Policies are also needed to support a major increase in EMDE investment, including new financing from the international community and from the repurposing of existing spending, such as inefficient agricultural and fuel subsidies.
Following last year’s sharp deceleration, growth in EMDEs is forecast to remain essentially unchanged at 3.4% in 2023. However, the World Bank added that excluding China, where growth is expected to partially recover after a weak 2022, EMDE activity is forecast to again slow markedly this year to
“Spillovers from weaker growth in the euro area and the United States are expected to dampen activity in EMDEs, especially those with tighter economic linkages to these major economies,” reads the report. Furthermore, Bank of Namibia (BoN) forecasted domestic economic growth for 2022 at 3.9%, before declining to 2.7% in 2023.

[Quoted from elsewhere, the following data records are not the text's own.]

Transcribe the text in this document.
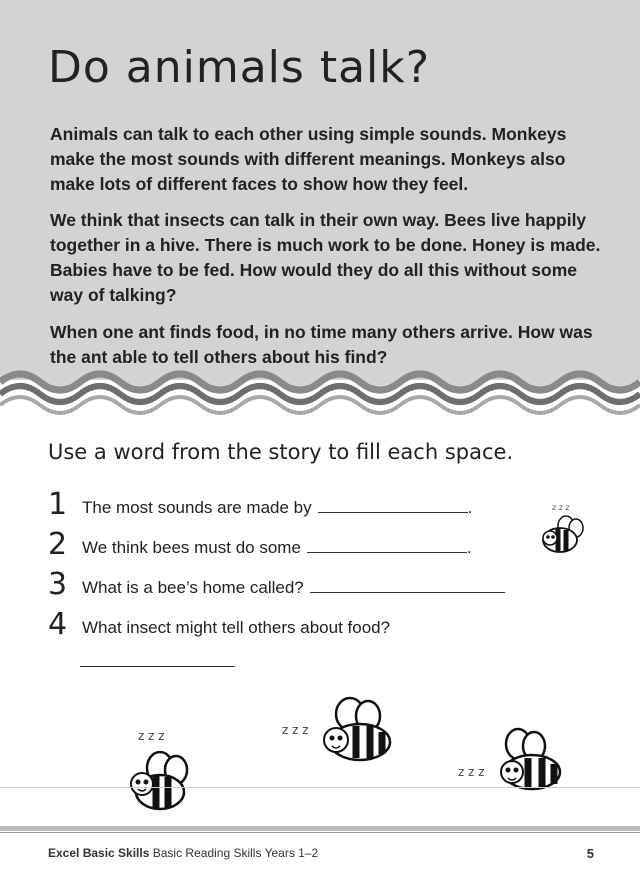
Do animals talk?

Animals can talk to each other using simple sounds. Monkeys make the most sounds with different meanings. Monkeys also make lots of different faces to show how they feel.

We think that insects can talk in their own way. Bees live happily together in a hive. There is much work to be done. Honey is made. Babies have to be fed. How would they do all this without some way of talking?

When one ant finds food, in no time many others arrive. How was the ant able to tell others about his find?

Use a word from the story to fill each space.

1 The most sounds are made by	.
2 We think bees must do some	.
3 What is a bee’s home called?
4 What insect might tell others about food?
z z z
z z z	z z z
z z z
Excel Basic Skills Basic Reading Skills Years 1–2	5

World Bank Group president David Malpass noted with the global economy under pressure, five critical steps must be taken. As such, boosting median incomes and shared prosperity in EMDEs will require. More investment to create jobs and increase output, allowing growth in consumption; improvements in the business-enabling environment; stronger cooperation to increase cross-border trade; greater debt transparency and sustainability, especially for the rising share of poor countries at high risk of debt distress; and integrating climate and development in ways that increase energy access and speed up the transition to lower-carbon energy.